Well, I'm thrilled to say that the "teen suicide episode" didn't suck. This episode was epic in its ambition. In its worst, most heavy-handed moments, Glee hits after-school-special territory. Not to say that this episode wasn't heavy-handed. But let's call a spade a spade: we are in the midst of a culture war, replete with taking sides, full-fledged attacks, and numerous injuries and casualties. Tonight, Glee fired a powerful salvo against those who maim and kill with hatred, intolerance, and homophobia. Since people who take this stance often don't think highly of Hollywood, the actual effects of this episode remain to be seen. But that it was shown on prime-time TV is astounding, and its message will resonate. (Keep in mind...it's only been 15 years since Ellen came out on her show, the first character to do so, and ABC had to place a parental warning at the beginning of that episode. Now, out gay characters are commonplace, even boring sometimes.)

So let's start off with what went right. This is Glee, so of course, you're gonna have the soundtrack to life's big moments. Including killing yourself, apparently. As tacky as that sounds, this moment was hit out of the park. Karofsky's fright upon seeing "FAG" spray-painted in pink on his football locker while his teammates looked on in derision was palpable, and played perfectly. The scene lasted long enough to make you squirm...and just sit in that for what felt like an eternity. Darren Criss singing his lungs out on "Cough Syrup" was a beautiful white boy teen angst moment courtesy of Coldplay channeled through Young the Giant. It provided a great foil to Karofsky's tears and anguish on seeing his Facebook page hijacked by classmates outing him and telling him to go back into the closet (which he ultimately did...to step on a chair and stick his neck through a noose made from his belt).

It was also really tough to see that Karofsky came up against rejection everywhere he went. His friends (assumedly all jocks) were his worst enemies. (Not much help that he was at a new school and probably had few friends there.) His best friend told him he never wanted to talk to him again. Kurt rejected him out of hand, then refused to answer his phone calls. And when he tried to hit on a guy during this episode, he was flatly dismissed because he happened to be overweight, and was even told to just stay in the closet. High school football linemen in Lima, Ohio can't run to their parents asking for help with this dilemma, because they will be told they have a disease that hopefully can be cured.
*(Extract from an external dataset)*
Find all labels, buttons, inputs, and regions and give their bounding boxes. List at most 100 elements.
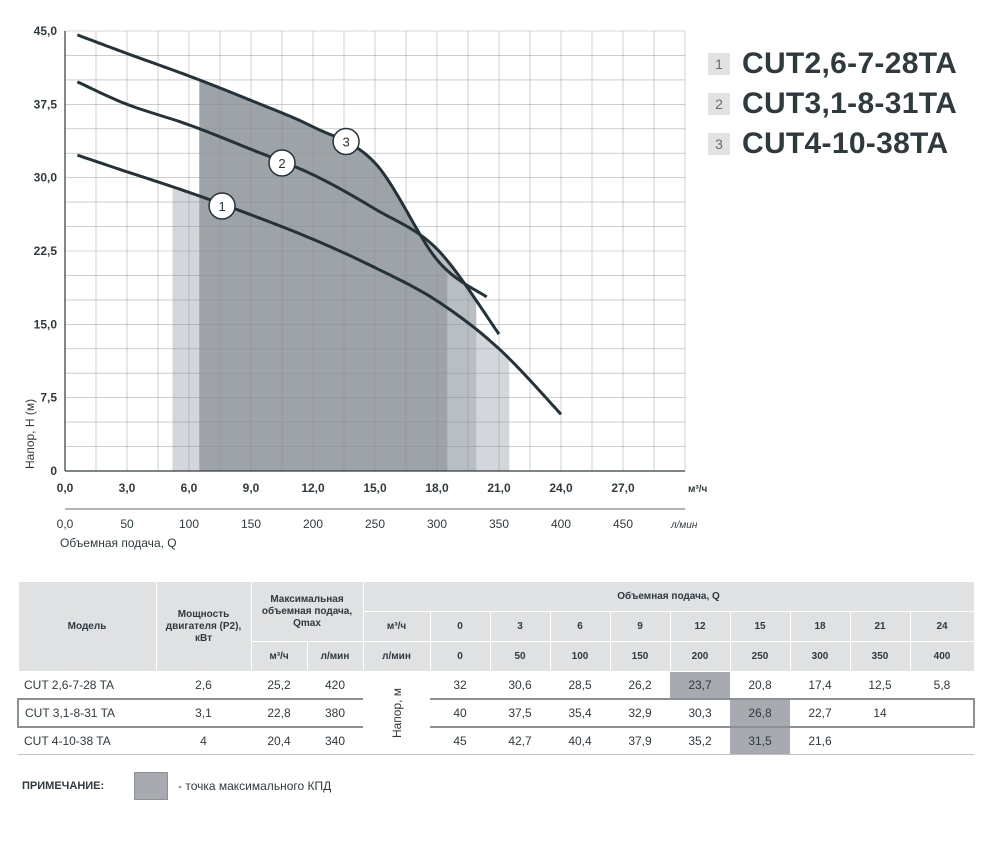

On the other hand, there's always the Hollywood risk that issues will be resolved in one neat, 30-minute episode, and life will go on. Here, everyone felt remorse, shock, all the appropriate emotions. Kurt went to the hospital to atone for the sin of turning Karofsky down when he asked him out, then not returning his (nine!) phone calls. But in the eyes of Glee, apparently all it takes to make yourself feel better after a suicide attempt is to click your heels three times, say "there's no place like the future," and imagine yourself there. Cue holding hands, smiling through tears, and pledges to be friends, and...scene. (I can't be totally cynical about it though...that scene did effectively wring a few tears from me. And yes, people in that scenario need all the help and hope they can get. But it should be a bit more realistic. Oh...except this is Glee. GAAAH!)

The "peanut butter" scene was also too trite and set the stage for the aforementioned tidy ending. Schu's admittance that he had also tried to commit suicide did have some merit: yeah, it was simply for being caught cheating on a test, but that was his weak point; everybody has one, and they should be respected.

And the music during sectionals? Not much really hit me, aside from the madrigal singers...I'm such a sucker for polyphony. Seriously. Also, I gotta give it up to Amber Riley for some great acting during "Stronger." I'm biased, but bitch can do no wrong in my eyes.

So...on to the next hot topic of 2012: teenage texting while driving! Again, wielded with the grace of an elephant attempting pliés.